Voluntary tax increase

An election shocker that isn't getting much attention: In Minnesota, voters approved a three-eighths percent increase in the sales tax to fund projects for wildlife, clean water and lakes and the arts.

When I saw the proposal on the ballot, I was surprised. I voted no, simply because I am not a fan of the sales tax. It is regressive, punishing those with lower incomes at a greater rate than those with higher incomes. If people want money for these projects, run it through the legislature and raise the income tax, not the sales tax.

The measure passed, and big! And it will raise $275 million per year.

It amazes me. People have no problem raising their sales tax, which nickels and dimes them to death, but will refuse to raise the income tax, which hits them once per year. It is a matter of psychology more than philosophy. People prefer the sales tax to any other.

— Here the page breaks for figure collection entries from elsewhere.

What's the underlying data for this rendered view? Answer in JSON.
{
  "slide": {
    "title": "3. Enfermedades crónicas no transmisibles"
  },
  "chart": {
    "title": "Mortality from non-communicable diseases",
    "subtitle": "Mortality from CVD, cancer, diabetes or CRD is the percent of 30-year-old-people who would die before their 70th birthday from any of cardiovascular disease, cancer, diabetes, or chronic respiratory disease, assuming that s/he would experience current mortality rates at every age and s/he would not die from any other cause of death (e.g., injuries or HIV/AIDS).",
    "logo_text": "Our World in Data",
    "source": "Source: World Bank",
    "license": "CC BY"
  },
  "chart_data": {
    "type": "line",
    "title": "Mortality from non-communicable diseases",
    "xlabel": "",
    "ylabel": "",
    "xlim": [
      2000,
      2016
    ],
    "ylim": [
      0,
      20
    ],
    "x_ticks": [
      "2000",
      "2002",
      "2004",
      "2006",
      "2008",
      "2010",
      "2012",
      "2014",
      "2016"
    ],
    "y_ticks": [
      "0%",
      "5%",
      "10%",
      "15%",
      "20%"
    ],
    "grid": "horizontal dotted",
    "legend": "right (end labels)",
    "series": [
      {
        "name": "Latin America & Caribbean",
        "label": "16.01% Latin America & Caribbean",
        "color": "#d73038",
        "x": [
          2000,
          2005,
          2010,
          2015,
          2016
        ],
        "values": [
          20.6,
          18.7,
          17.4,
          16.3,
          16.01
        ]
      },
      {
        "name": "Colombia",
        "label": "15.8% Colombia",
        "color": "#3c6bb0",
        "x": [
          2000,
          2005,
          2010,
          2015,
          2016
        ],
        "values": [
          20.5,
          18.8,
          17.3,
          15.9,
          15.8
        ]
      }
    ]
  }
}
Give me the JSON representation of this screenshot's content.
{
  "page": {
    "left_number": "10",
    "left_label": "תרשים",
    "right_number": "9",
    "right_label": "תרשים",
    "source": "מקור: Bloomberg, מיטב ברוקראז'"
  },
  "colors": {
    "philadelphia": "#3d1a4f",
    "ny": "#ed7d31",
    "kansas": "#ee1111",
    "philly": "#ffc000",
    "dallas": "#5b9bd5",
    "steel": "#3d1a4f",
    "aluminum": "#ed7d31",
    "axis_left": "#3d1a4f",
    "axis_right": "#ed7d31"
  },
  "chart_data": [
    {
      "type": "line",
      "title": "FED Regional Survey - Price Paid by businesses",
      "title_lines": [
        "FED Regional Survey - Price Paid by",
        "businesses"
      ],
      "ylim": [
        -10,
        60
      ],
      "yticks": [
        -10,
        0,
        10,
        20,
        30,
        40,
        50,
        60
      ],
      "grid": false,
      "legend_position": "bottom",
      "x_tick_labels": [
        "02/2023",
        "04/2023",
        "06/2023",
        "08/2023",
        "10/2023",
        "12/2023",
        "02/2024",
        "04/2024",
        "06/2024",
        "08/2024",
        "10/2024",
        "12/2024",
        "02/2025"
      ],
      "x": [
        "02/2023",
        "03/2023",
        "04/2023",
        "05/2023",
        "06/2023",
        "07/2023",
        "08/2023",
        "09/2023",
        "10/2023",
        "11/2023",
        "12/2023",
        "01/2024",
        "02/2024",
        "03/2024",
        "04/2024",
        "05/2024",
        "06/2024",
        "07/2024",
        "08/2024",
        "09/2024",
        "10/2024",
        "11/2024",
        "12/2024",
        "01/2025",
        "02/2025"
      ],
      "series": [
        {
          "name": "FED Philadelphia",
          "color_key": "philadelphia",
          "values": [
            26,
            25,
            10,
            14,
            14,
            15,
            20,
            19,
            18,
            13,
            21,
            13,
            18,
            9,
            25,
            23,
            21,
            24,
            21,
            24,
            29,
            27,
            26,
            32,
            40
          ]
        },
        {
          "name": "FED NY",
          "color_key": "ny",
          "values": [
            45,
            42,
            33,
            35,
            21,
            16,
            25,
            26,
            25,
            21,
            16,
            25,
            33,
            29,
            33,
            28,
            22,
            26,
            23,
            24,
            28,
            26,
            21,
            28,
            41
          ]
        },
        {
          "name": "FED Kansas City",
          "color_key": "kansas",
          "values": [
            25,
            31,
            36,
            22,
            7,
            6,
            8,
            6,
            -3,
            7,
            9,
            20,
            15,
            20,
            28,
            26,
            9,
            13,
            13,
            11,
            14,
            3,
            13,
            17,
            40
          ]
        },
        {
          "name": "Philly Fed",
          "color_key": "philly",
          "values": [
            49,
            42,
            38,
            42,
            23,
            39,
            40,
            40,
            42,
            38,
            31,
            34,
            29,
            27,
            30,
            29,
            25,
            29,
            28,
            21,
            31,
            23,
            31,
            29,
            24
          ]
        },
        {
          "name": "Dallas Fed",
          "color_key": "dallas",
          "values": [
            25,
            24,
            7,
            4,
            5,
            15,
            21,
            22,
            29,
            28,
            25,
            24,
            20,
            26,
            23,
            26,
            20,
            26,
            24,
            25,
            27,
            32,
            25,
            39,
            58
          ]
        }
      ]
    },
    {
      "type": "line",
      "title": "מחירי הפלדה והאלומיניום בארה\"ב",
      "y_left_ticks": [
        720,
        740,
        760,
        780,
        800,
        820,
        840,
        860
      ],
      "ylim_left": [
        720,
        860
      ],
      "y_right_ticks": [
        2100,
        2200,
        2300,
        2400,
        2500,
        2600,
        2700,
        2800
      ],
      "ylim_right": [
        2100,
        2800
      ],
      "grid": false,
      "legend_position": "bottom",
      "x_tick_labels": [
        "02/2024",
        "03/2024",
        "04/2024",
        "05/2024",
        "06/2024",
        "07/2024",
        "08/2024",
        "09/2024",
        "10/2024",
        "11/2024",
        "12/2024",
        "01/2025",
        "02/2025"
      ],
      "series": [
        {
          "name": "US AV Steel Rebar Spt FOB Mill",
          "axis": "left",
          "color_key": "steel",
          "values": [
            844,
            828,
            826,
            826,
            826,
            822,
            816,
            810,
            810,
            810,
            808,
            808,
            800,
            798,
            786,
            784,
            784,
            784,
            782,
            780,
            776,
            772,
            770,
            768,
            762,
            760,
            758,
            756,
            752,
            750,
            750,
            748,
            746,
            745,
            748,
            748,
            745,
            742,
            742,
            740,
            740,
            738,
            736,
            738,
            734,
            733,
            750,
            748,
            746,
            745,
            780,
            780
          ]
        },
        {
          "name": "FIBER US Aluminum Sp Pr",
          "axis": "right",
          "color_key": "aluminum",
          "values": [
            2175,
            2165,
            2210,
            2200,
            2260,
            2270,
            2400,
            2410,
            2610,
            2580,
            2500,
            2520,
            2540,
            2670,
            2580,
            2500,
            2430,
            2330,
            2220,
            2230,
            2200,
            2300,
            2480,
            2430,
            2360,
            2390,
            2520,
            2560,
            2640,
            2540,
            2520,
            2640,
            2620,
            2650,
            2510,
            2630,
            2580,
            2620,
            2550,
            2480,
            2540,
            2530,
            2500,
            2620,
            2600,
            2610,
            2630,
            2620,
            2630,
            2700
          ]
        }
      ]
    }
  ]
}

The sales tax was raised to 6.5% many years ago to solve some budget crisis. The thought was, if I remember correctly, that it would be lowered to 4% when the crisis passed--which, of course, never happened.

Ratcheting up the sales tax has the effect of hurting towns on the border with lower tax states. Although North Dakota is now sitting at 6.5%, they could lower or eliminate their sales tax and gain a competitive edge. North Dakota's oil money might allow them to do just that, although I suspect their voters are just as in love with the sales tax as Minnesota's.

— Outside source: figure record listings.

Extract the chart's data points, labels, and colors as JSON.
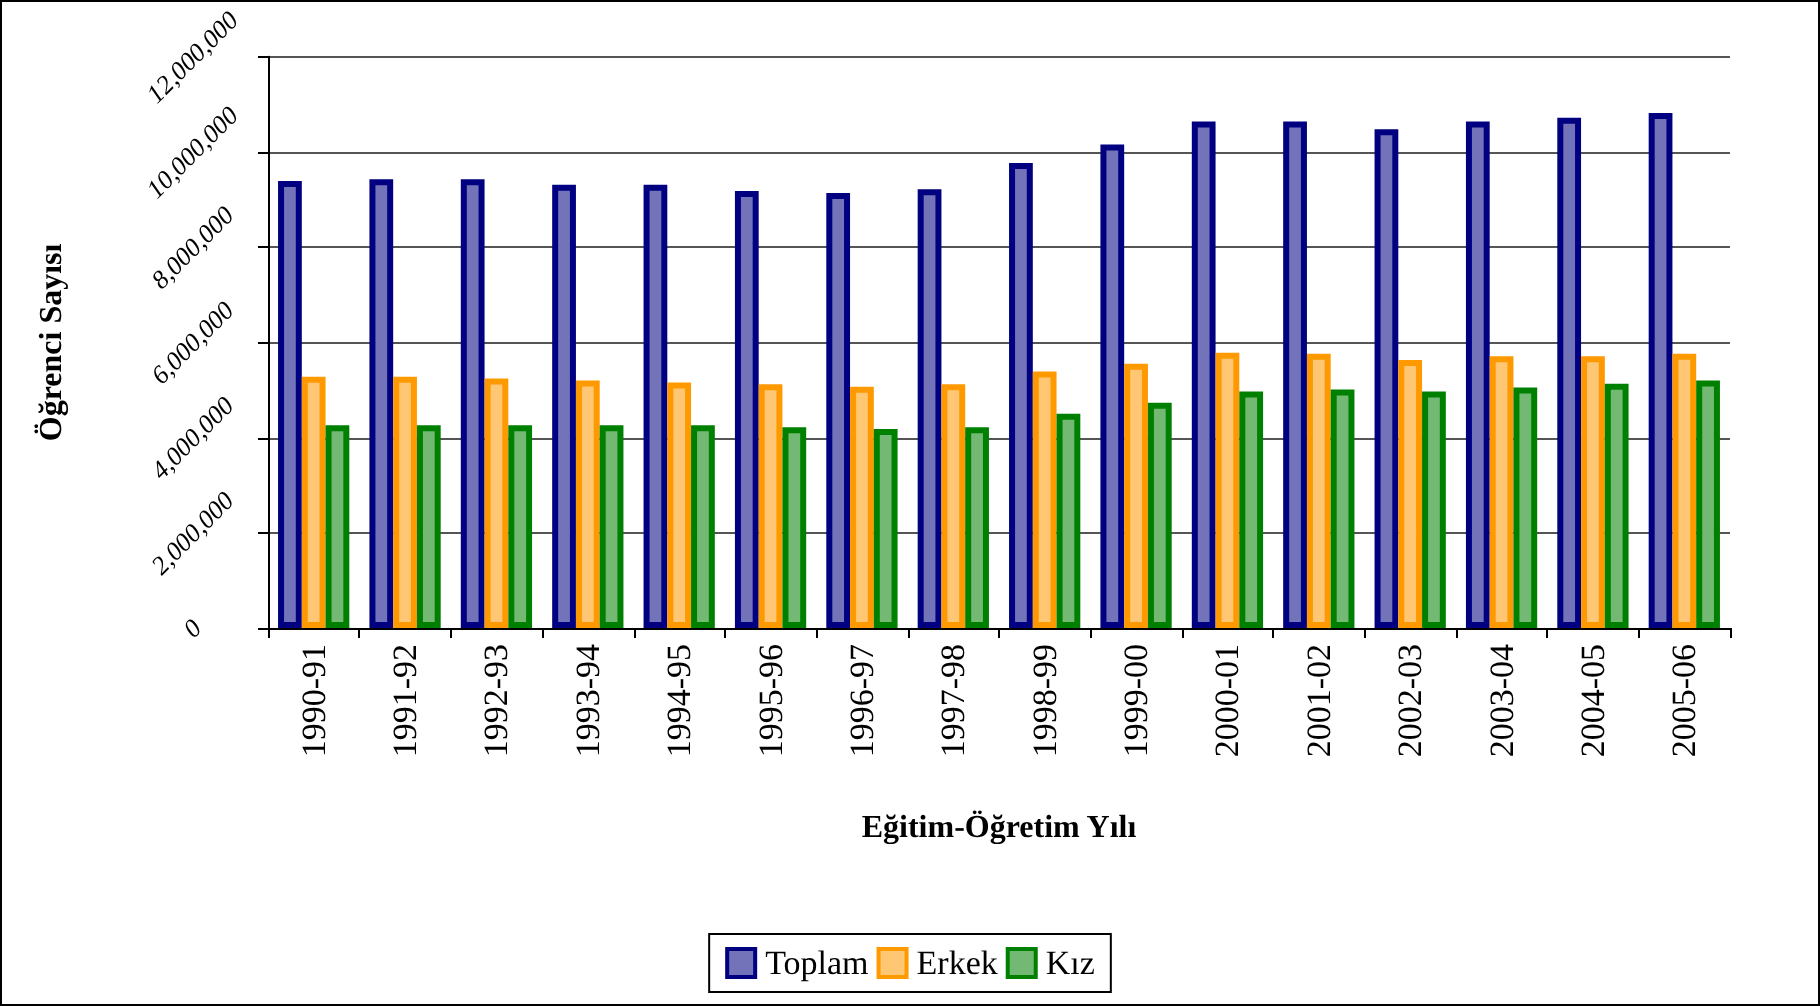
{
  "chart_data": {
    "type": "bar",
    "xlabel": "Eğitim-Öğretim Yılı",
    "ylabel": "Öğrenci Sayısı",
    "categories": [
      "1990-91",
      "1991-92",
      "1992-93",
      "1993-94",
      "1994-95",
      "1995-96",
      "1996-97",
      "1997-98",
      "1998-99",
      "1999-00",
      "2000-01",
      "2001-02",
      "2002-03",
      "2003-04",
      "2004-05",
      "2005-06"
    ],
    "series": [
      {
        "name": "Toplam",
        "color": "#000080",
        "values": [
          9390000,
          9430000,
          9430000,
          9310000,
          9310000,
          9180000,
          9140000,
          9220000,
          9770000,
          10160000,
          10640000,
          10640000,
          10480000,
          10640000,
          10720000,
          10820000
        ]
      },
      {
        "name": "Erkek",
        "color": "#ff9900",
        "values": [
          5280000,
          5280000,
          5240000,
          5200000,
          5160000,
          5120000,
          5070000,
          5120000,
          5390000,
          5550000,
          5780000,
          5760000,
          5630000,
          5710000,
          5710000,
          5760000
        ]
      },
      {
        "name": "Kız",
        "color": "#008000",
        "values": [
          4260000,
          4260000,
          4260000,
          4260000,
          4260000,
          4220000,
          4180000,
          4220000,
          4500000,
          4730000,
          4970000,
          5010000,
          4970000,
          5050000,
          5130000,
          5200000
        ]
      }
    ],
    "ylim": [
      0,
      12000000
    ],
    "yticks": [
      0,
      {
        "value": 2000000,
        "label": "2,000,000"
      },
      {
        "value": 4000000,
        "label": "4,000,000"
      },
      {
        "value": 6000000,
        "label": "6,000,000"
      },
      {
        "value": 8000000,
        "label": "8,000,000"
      },
      {
        "value": 10000000,
        "label": "10,000,000"
      },
      {
        "value": 12000000,
        "label": "12,000,000"
      }
    ],
    "grid": "y",
    "legend": "bottom"
  }
}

I once introduced a resolution at the county convention of the DFL to eliminate the sales tax and make up for the lost revenues by increasing the income tax. I pointed out the issue of fairness.

My resolution was defeated on an almost unanimous and very loud voice vote.

So, there you go. The people of Minnesota surprised me in a pleasant way by approving a tax which stands to improve our quality of life. But they disappoint me every time they exhibit the short-term thinking which says, "Nickel and dime me to death, if you please, but don't raise my income tax!"

There are those who think tax should be levied on consumption, not income. I could perhaps be convinced in that direction, since I prefer making money to spending it. But my gut tells me that the fairest tax of all is a gently graduated progressive income tax. The least fair tax of all is the property tax, since it taxes you whether you make anything or not from the property in question. But the sales tax isn't far behind.

And yes, I do agree with Joe Biden that paying taxes is patriotic. Just spend it carefully and wisely, please!